We'll be reaching out to every PUF member organization - utilities, commissions, advocates, associations, vendors, and professional firms — and circulating this year's nomination form and encouraging the broadest participation. 

This year's nomination form is new and improved, in a few dimensions. It's more specific about the info we need on the innovation and on the innovators. And the form requests, right up-front, pics of the innovation in action. Such as when it's being worked on, back at the lab, or the office, whereever. Or when it's helping front-line workers. Or when it's helping utility customers directly.

The PUF team plans to talk with each of the Top Innovator finalists. Then we'll tell their inspiring stories in the special issue this November. It should be a blast. We'll lay out what motivated these creative geniuses. And what's most rewarding about the innovation. 

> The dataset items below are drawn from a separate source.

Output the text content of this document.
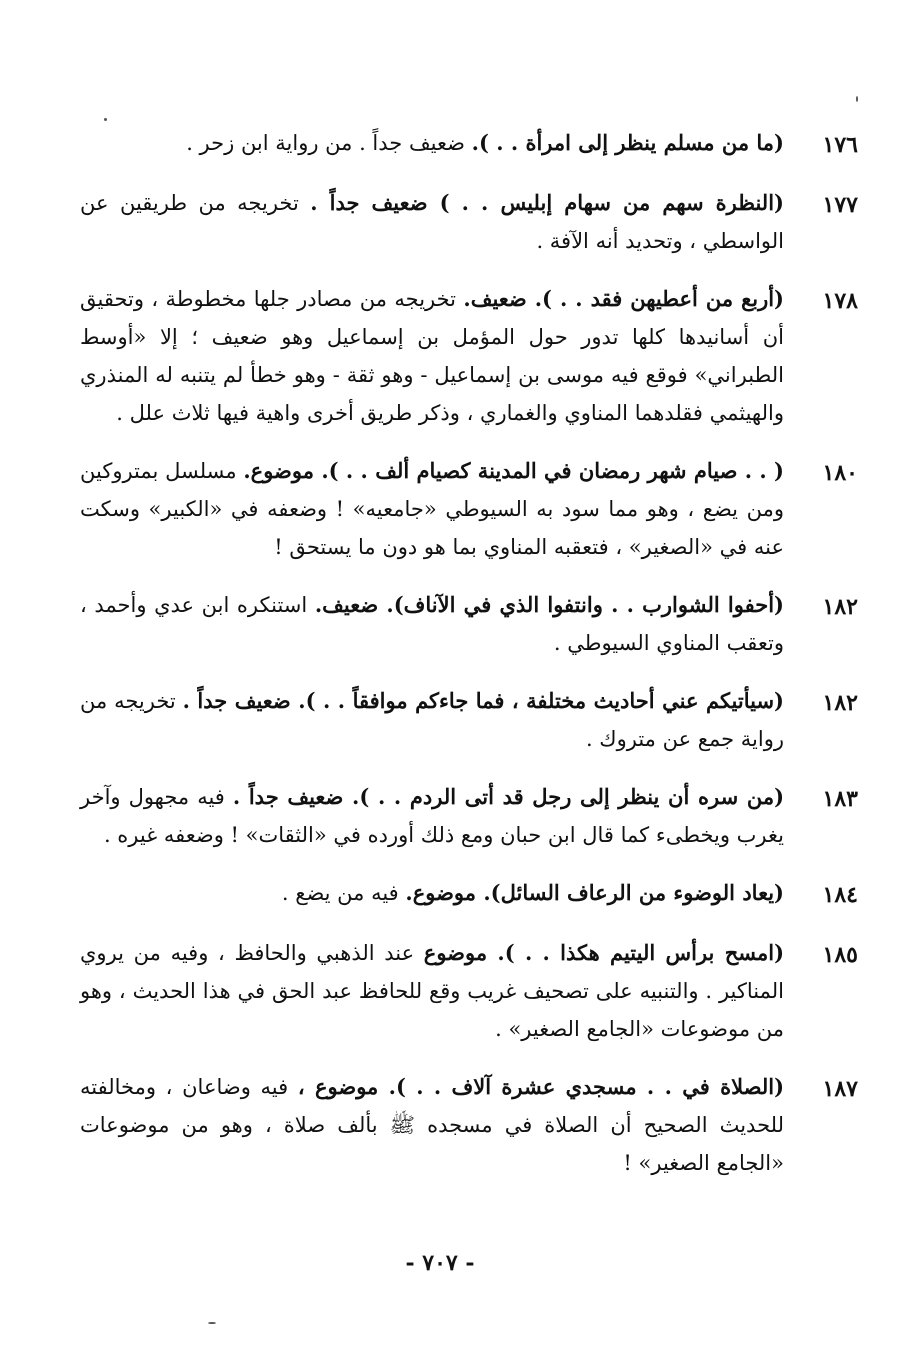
١٧٦
(ما من مسلم ينظر إلى امرأة . . ). ضعيف جداً . من رواية ابن زحر .
١٧٧
(النظرة سهم من سهام إبليس . . ) ضعيف جداً . تخريجه من طريقين عن الواسطي ، وتحديد أنه الآفة .
١٧٨
(أربع من أعطيهن فقد . . ). ضعيف. تخريجه من مصادر جلها مخطوطة ، وتحقيق أن أسانيدها كلها تدور حول المؤمل بن إسماعيل وهو ضعيف ؛ إلا «أوسط الطبراني» فوقع فيه موسى بن إسماعيل - وهو ثقة - وهو خطأ لم يتنبه له المنذري والهيثمي فقلدهما المناوي والغماري ، وذكر طريق أخرى واهية فيها ثلاث علل .
١٨٠
( . . صيام شهر رمضان في المدينة كصيام ألف . . ). موضوع. مسلسل بمتروكين ومن يضع ، وهو مما سود به السيوطي «جامعيه» ! وضعفه في «الكبير» وسكت عنه في «الصغير» ، فتعقبه المناوي بما هو دون ما يستحق !
١٨٢
(أحفوا الشوارب . . وانتفوا الذي في الآناف). ضعيف. استنكره ابن عدي وأحمد ، وتعقب المناوي السيوطي .
١٨٢
(سيأتيكم عني أحاديث مختلفة ، فما جاءكم موافقاً . . ). ضعيف جداً . تخريجه من رواية جمع عن متروك .
١٨٣
(من سره أن ينظر إلى رجل قد أتى الردم . . ). ضعيف جداً . فيه مجهول وآخر يغرب ويخطىء كما قال ابن حبان ومع ذلك أورده في «الثقات» ! وضعفه غيره .
١٨٤
(يعاد الوضوء من الرعاف السائل). موضوع. فيه من يضع .
١٨٥
(امسح برأس اليتيم هكذا . . ). موضوع عند الذهبي والحافظ ، وفيه من يروي المناكير . والتنبيه على تصحيف غريب وقع للحافظ عبد الحق في هذا الحديث ، وهو من موضوعات «الجامع الصغير» .
١٨٧
(الصلاة في . . مسجدي عشرة آلاف . . ). موضوع ، فيه وضاعان ، ومخالفته للحديث الصحيح أن الصلاة في مسجده ﷺ بألف صلاة ، وهو من موضوعات «الجامع الصغير» !
- ٧٠٧ -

And where do they go from here. Albert Einstein didn't rest on his laurels after his Annus Mirabilis papers in 1905. And I doubt the Top Innovators rest after their breakthroughs.

We in the utilities industry are so fortunate to work in service of the public interest. Whether you flip switches for a living, or climb poles, or ask and answer rate case interrogatories, or take consumer complaints, or raise capital, or architect new lines or pipe, etc., you know after each day is done that you helped keep the electricity, natural gas, and water flowing to thousands or millions of homes and businesses. 

That's been our industry's mission for over a hundred years. Now, layered in, more and more of us are being tasked with innovating greater quality and efficiency of service for customers. 

Tell us about the most extraordinary of your colleagues who are literally remaking our industry. Let's see to it — together, you and PUF — that everyone learns about these heroes.